Existentialism became one of the central philosophies of the artist’s oeuvre, as well as local sociopolitical commentary. Heir to the prior generation of anti-Fascist Egyptian Surrealism, El-Gazzar emerged as a leading figure of the successive Contemporary Art Group. Spawned from the late 1930s Art and Liberty Group, this new movement was founded by Amin, whose teachings emancipated his young painters from the rigidity of academicism and colonial visual vernaculars. In the aftermath of the 1952 Egyptian Revolution, artists assumed the mission of revitalising the language of the nation’s art in order to preserve and celebrate ‘Egyptianness.’ Louis Awad explains, “[The Contemporary Art Group] were constantly engaged in discussions about art, literature, philosophy, politics, social and cultural values, as though all of these were one and the same. They were rebels” (Awad quoted in Sam Bardaouil, Surrealism in Egypt: Modernism and the Contemporary Art Group, London and New York 2017, p. 195). In deriving inspiration from popular traditions and culture and reimagining them through a modernist lens, El-Gazzar and his contemporaries empowered the masses through art that was socially, historically, and psychologically responsive. The work of the Contemporary Art Group was at once local and universal, utilising styles borrowed from the West to explore motifs and narratives that pertained to and resonated with the Egyptian individual. In their reaction against academicism, the group embraced the languages of the European neo-avant garde; Gazzar’s work bears the marks of Surrealism, Expressionism and Fauvism, and shares a particular likeness with Swiss artist Paul Klee, and here, Catalan artist Joan Miró.
There is a noticeable correlation between El-Gazzar’s t.mes in Rome and his abstract works; this venture can be read as a synthesis of the vibrant post-war art scene, which bore witness to Lucio Fontana’s conception of Movimento Spazialista (Spatialism). Founded in Milan in 1947, the movement experimented with the era’s spirit of revolutionary scientific progress. Like Klee and Miró, El-Gazzar explored the relation between man and space, often rendered through cosmic ideograms, as in the present work. Untitled (Couleurs d'archeologie), which was exhibited at the Venice Biennale the year following its conception, marries art with science, using a distinctive grattage (scraping) technique to resemble constellations among a monochrome palette, which recalls the dark expanse of the universe. The work pays homage to the artist’s earlier training as well as wider scientific developments; the Cold War period saw the space race between the United States and Soviet Union, and although Egypt was not involved, Gamal Abdel Nasser’s presidency saw the launch of its own national space programme.
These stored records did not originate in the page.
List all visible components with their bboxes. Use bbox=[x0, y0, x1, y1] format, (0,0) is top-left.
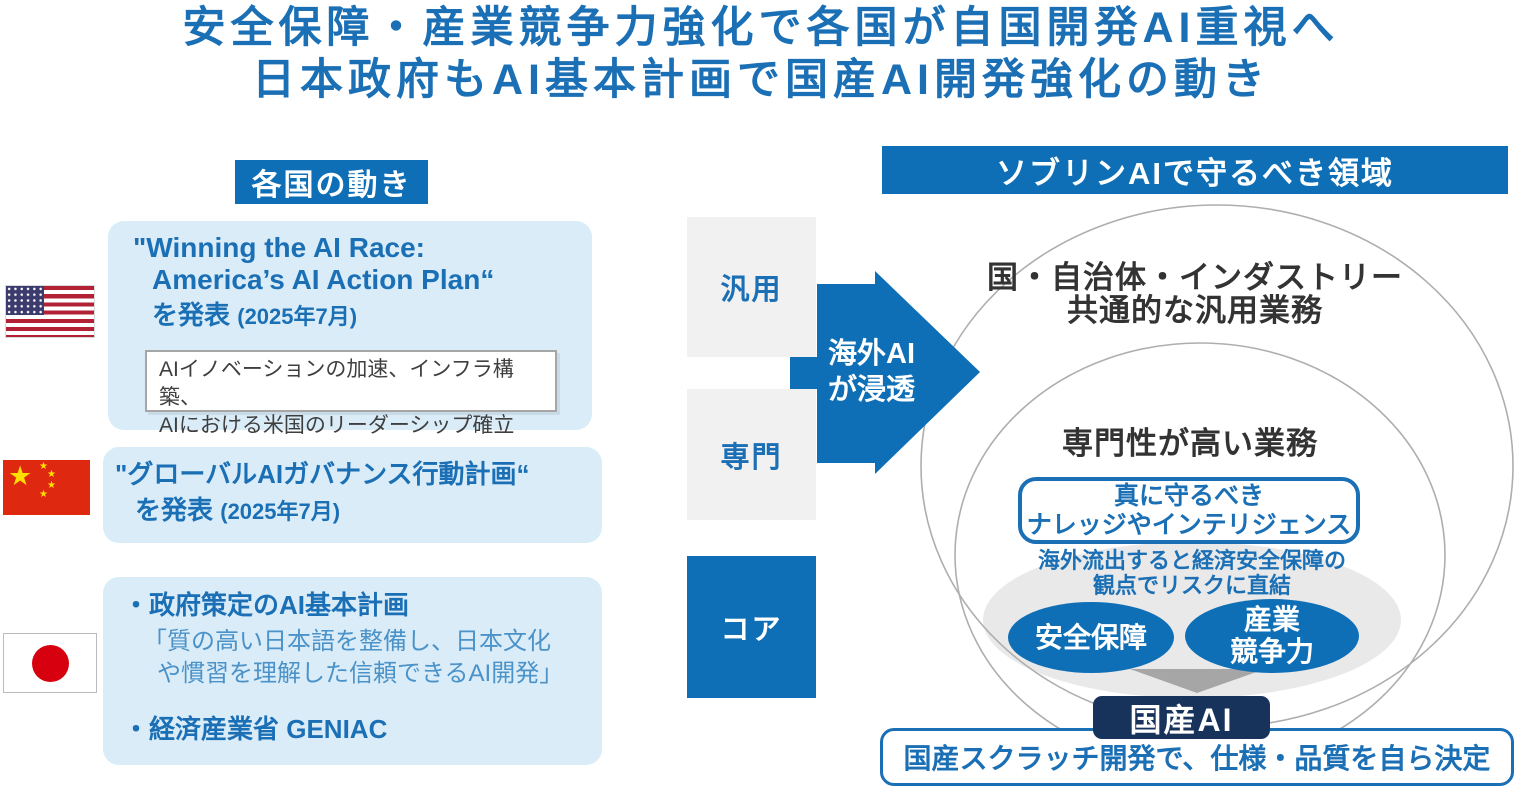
usa-publish-label: を発表 bbox=[152, 300, 231, 330]
industry-ellipse: 産業 競争力 bbox=[1185, 599, 1359, 673]
star-glyph: ★ bbox=[8, 461, 33, 491]
usa-publish-date: (2025年7月) bbox=[237, 304, 358, 329]
usa-card: "Winning the AI Race: America’s AI Actio… bbox=[108, 221, 592, 437]
risk-note-line-2: 観点でリスクに直結 bbox=[1092, 573, 1291, 598]
usa-card-title-line-2: America’s AI Action Plan“ bbox=[152, 264, 495, 295]
layer-box-specialized: 専門 bbox=[687, 389, 816, 520]
japan-card-item-2: ・経済産業省 GENIAC bbox=[123, 714, 388, 744]
left-section-header: 各国の動き bbox=[235, 160, 428, 204]
star-glyph: ★ bbox=[39, 461, 48, 472]
knowledge-box: 真に守るべき ナレッジやインテリジェンス bbox=[1018, 477, 1360, 544]
arrow-label-line-1: 海外AI bbox=[828, 338, 916, 370]
arrow-label-line-2: が浸透 bbox=[828, 374, 916, 406]
industry-line-1: 産業 bbox=[1243, 604, 1300, 635]
china-card-title: "グローバルAIガバナンス行動計画“ bbox=[115, 459, 530, 489]
china-publish-label: を発表 bbox=[135, 495, 214, 525]
knowledge-line-2: ナレッジやインテリジェンス bbox=[1026, 510, 1352, 539]
security-ellipse: 安全保障 bbox=[1008, 602, 1174, 673]
risk-note-line-1: 海外流出すると経済安全保障の bbox=[1037, 548, 1346, 573]
foreign-ai-arrow-icon bbox=[790, 271, 980, 474]
industry-line-2: 競争力 bbox=[1229, 636, 1314, 667]
japan-card-item-1: ・政府策定のAI基本計画 bbox=[123, 590, 410, 620]
china-flag-icon: ★ ★ ★ ★ ★ bbox=[3, 460, 90, 515]
layer-box-generic: 汎用 bbox=[687, 217, 816, 357]
general-scope-line-2: 共通的な汎用業務 bbox=[1067, 293, 1323, 328]
china-card: "グローバルAIガバナンス行動計画“ を発表 (2025年7月) bbox=[103, 447, 602, 543]
domestic-ai-badge: 国産AI bbox=[1093, 696, 1270, 739]
japan-quote-line-2: や慣習を理解した信頼できるAI開発」 bbox=[157, 660, 564, 687]
china-publish-date: (2025年7月) bbox=[220, 499, 341, 524]
down-triangle-icon bbox=[1130, 669, 1265, 693]
risk-note: 海外流出すると経済安全保障の 観点でリスクに直結 bbox=[1002, 548, 1382, 598]
usa-note-line-2: AIにおける米国のリーダーシップ確立 bbox=[159, 414, 515, 437]
knowledge-line-1: 真に守るべき bbox=[1113, 481, 1264, 510]
star-glyph: ★ bbox=[39, 489, 48, 500]
usa-flag-canton bbox=[6, 286, 44, 315]
japan-card: ・政府策定のAI基本計画 「質の高い日本語を整備し、日本文化 や慣習を理解した信… bbox=[103, 577, 602, 765]
japan-flag-sun bbox=[31, 644, 69, 682]
specialized-scope-label: 専門性が高い業務 bbox=[1062, 426, 1318, 461]
right-section-header: ソブリンAIで守るべき領域 bbox=[882, 146, 1508, 194]
page-title-line-2: 日本政府もAI基本計画で国産AI開発強化の動き bbox=[252, 56, 1270, 104]
china-card-publish-line: を発表 (2025年7月) bbox=[135, 495, 340, 527]
japan-quote-line-1: 「質の高い日本語を整備し、日本文化 bbox=[143, 628, 551, 655]
usa-note-line-1: AIイノベーションの加速、インフラ構築、 bbox=[159, 358, 514, 409]
page-title: 安全保障・産業競争力強化で各国が自国開発AI重視へ 日本政府もAI基本計画で国産… bbox=[0, 2, 1522, 106]
usa-card-publish-line: を発表 (2025年7月) bbox=[152, 300, 357, 332]
star-glyph: ★ bbox=[47, 469, 56, 480]
usa-card-title-line-1: "Winning the AI Race: bbox=[133, 232, 425, 263]
japan-flag-icon bbox=[3, 633, 97, 693]
usa-flag-icon bbox=[5, 285, 95, 338]
general-scope-label: 国・自治体・インダストリー 共通的な汎用業務 bbox=[945, 261, 1445, 327]
star-glyph: ★ bbox=[47, 480, 56, 491]
general-scope-line-1: 国・自治体・インダストリー bbox=[987, 260, 1403, 295]
layer-box-core: コア bbox=[687, 556, 816, 698]
usa-note-box: AIイノベーションの加速、インフラ構築、 AIにおける米国のリーダーシップ確立 bbox=[145, 350, 557, 437]
foreign-ai-arrow-label: 海外AI が浸透 bbox=[828, 336, 915, 408]
page-title-line-1: 安全保障・産業競争力強化で各国が自国開発AI重視へ bbox=[182, 4, 1340, 52]
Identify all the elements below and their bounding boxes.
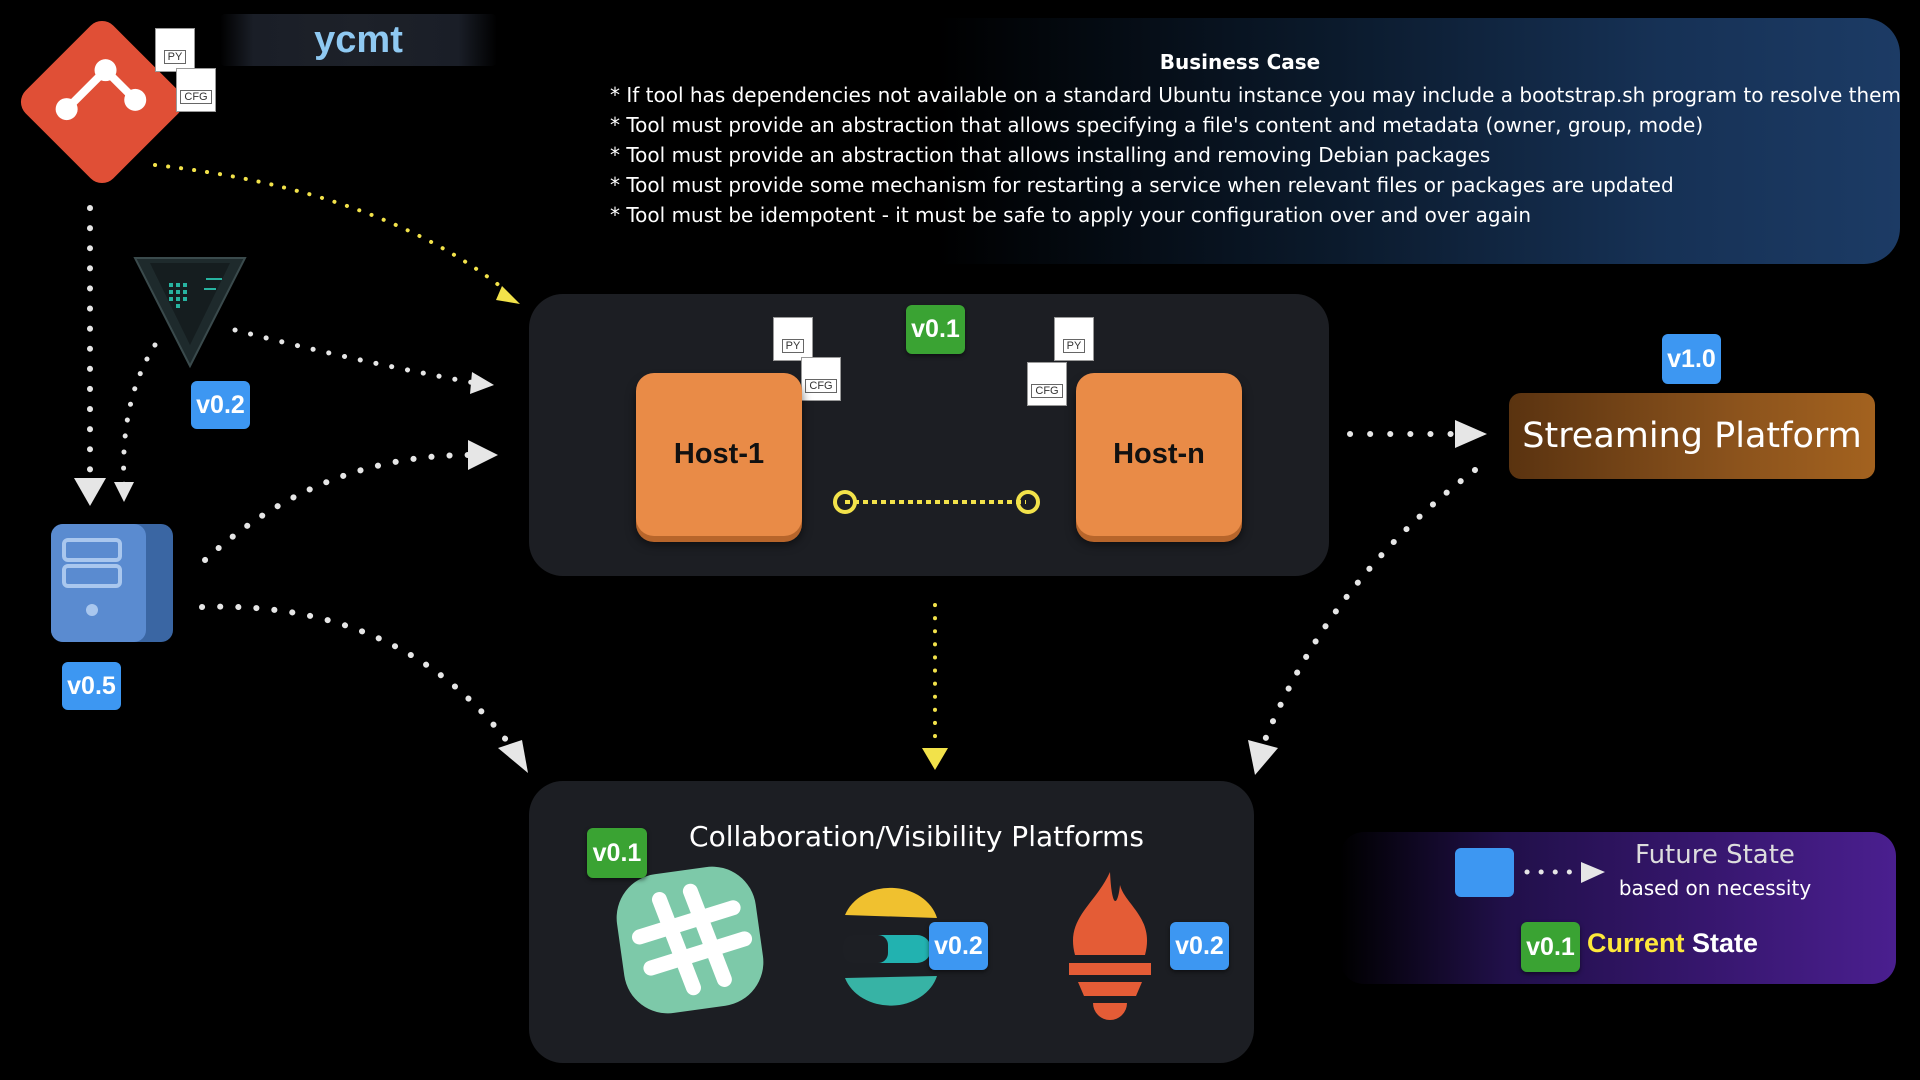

Invoking a dialogue between global movements and the idiosyncrasies of the modern Egyptian ethos, El-Gazzar negates artistic binaries and reveals a true mastery of practice.
Despite his premature death in 1966, El-Gazzar left behind an astounding volume of pioneering works across a breadth of distinct phases, in turn reinvigorating the course of modern Egyptian art. El-Gazzar has exhibited across North Africa, the Middle East, and Europe, most notably at the Art et Liberté, Rupture, War and Surrealism in Egypt (1938-1948) travelling exhibition (2016-2018), thrice at the Venice Biennale (1952, 1956 and 1960) and at the 2nd São Paulo Biennale (1953-1954). In 2023, the catalogue raisonné Abdel Hadi El-Gazzar: The Complete Works was published, forming a comprehensive study and archive of the artist’s paintings and drawings.